The Post had about 3 million digital subscribers in 2020, according to the Times. That has fallen to about 2.5 million.
After the unjustified layoffs earlier this year, we hope that other cost-cutting measures have been explored: reductions to exec. salaries + the company’s expensive outside counsel, @JonesDay, who has aided The Post in its lengthy, ongoing contract fight against its own employees
— Washington Post Guild (@PostGuild) October 10, 2023
The Washingtonian published the Stonesifer memo, in which she told employees, “our prior projections for traffic, subscriptions, and advertising growth for the past two years — and into 2024 — have been overly optimistic and we are working to find ways to return our business to a healthier place in the coming year.”
“We have work going on across the organization to develop a strong plan for 2024 — and make no mistake — we remain bullish about the future of The Washington Post.

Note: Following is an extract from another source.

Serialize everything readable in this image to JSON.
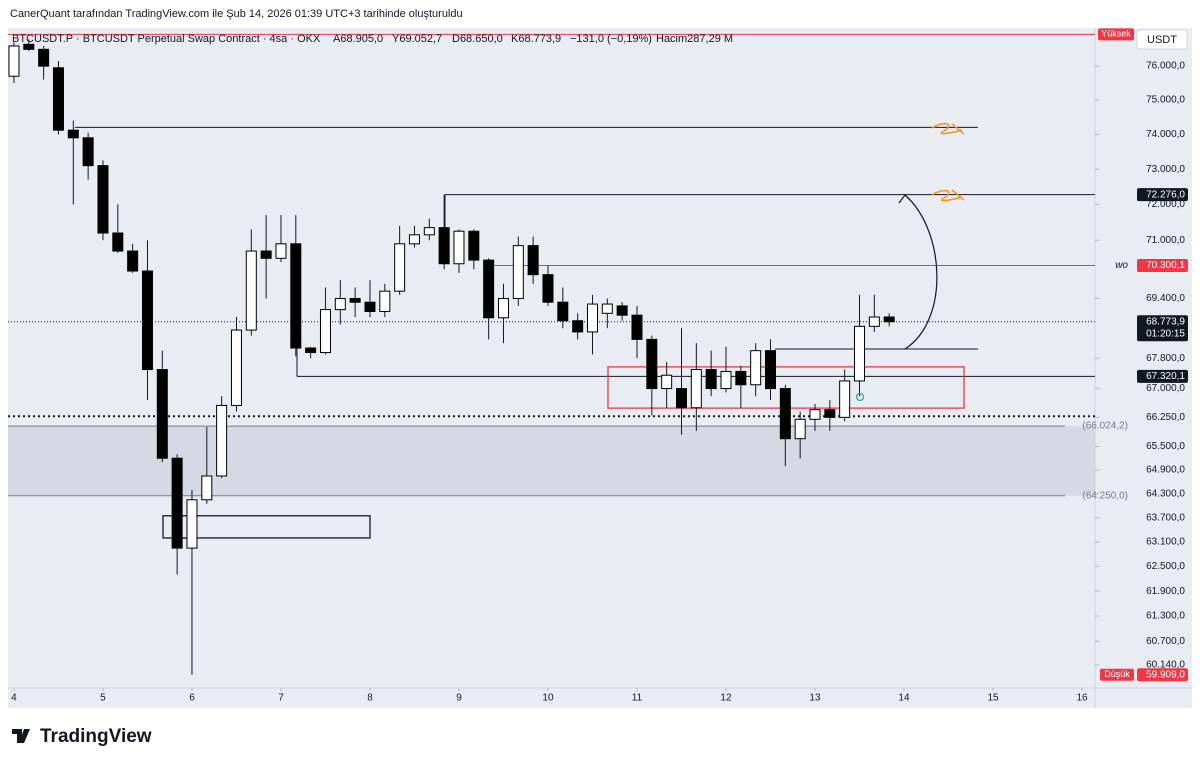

Our core products and many of our recent investments show great promise — and we all believe the growth we saw in 2016 to 2021 will be ours again if we prioritize and plan appropriately,” she wrote.
“But the urgent need to invest in our top growth priorities brought us to the difficult conclusion that we need to adjust our cost structure now,” she continued.
“As a result, we have decided to offer a voluntary separation package over the next few weeks designed to reduce our workforce by approximately 240 people across all functions of The Post,” she wrote.
“This program will offer generous incentives to employees in specific roles where we believe we can reduce costs if work can be assigned more efficiently, where positions do not need to be replaced or where we can otherwise achieve cost savings through a voluntary reduction in our workforce,” she wrote noting that more than 240 people will be notified that they can participate.
“To be clear, we designed this program to reduce our workforce by approximately 240 employees in the hopes of averting more difficult actions such as layoffs — a situation we are united in trying to avoid,” Stonesifer added.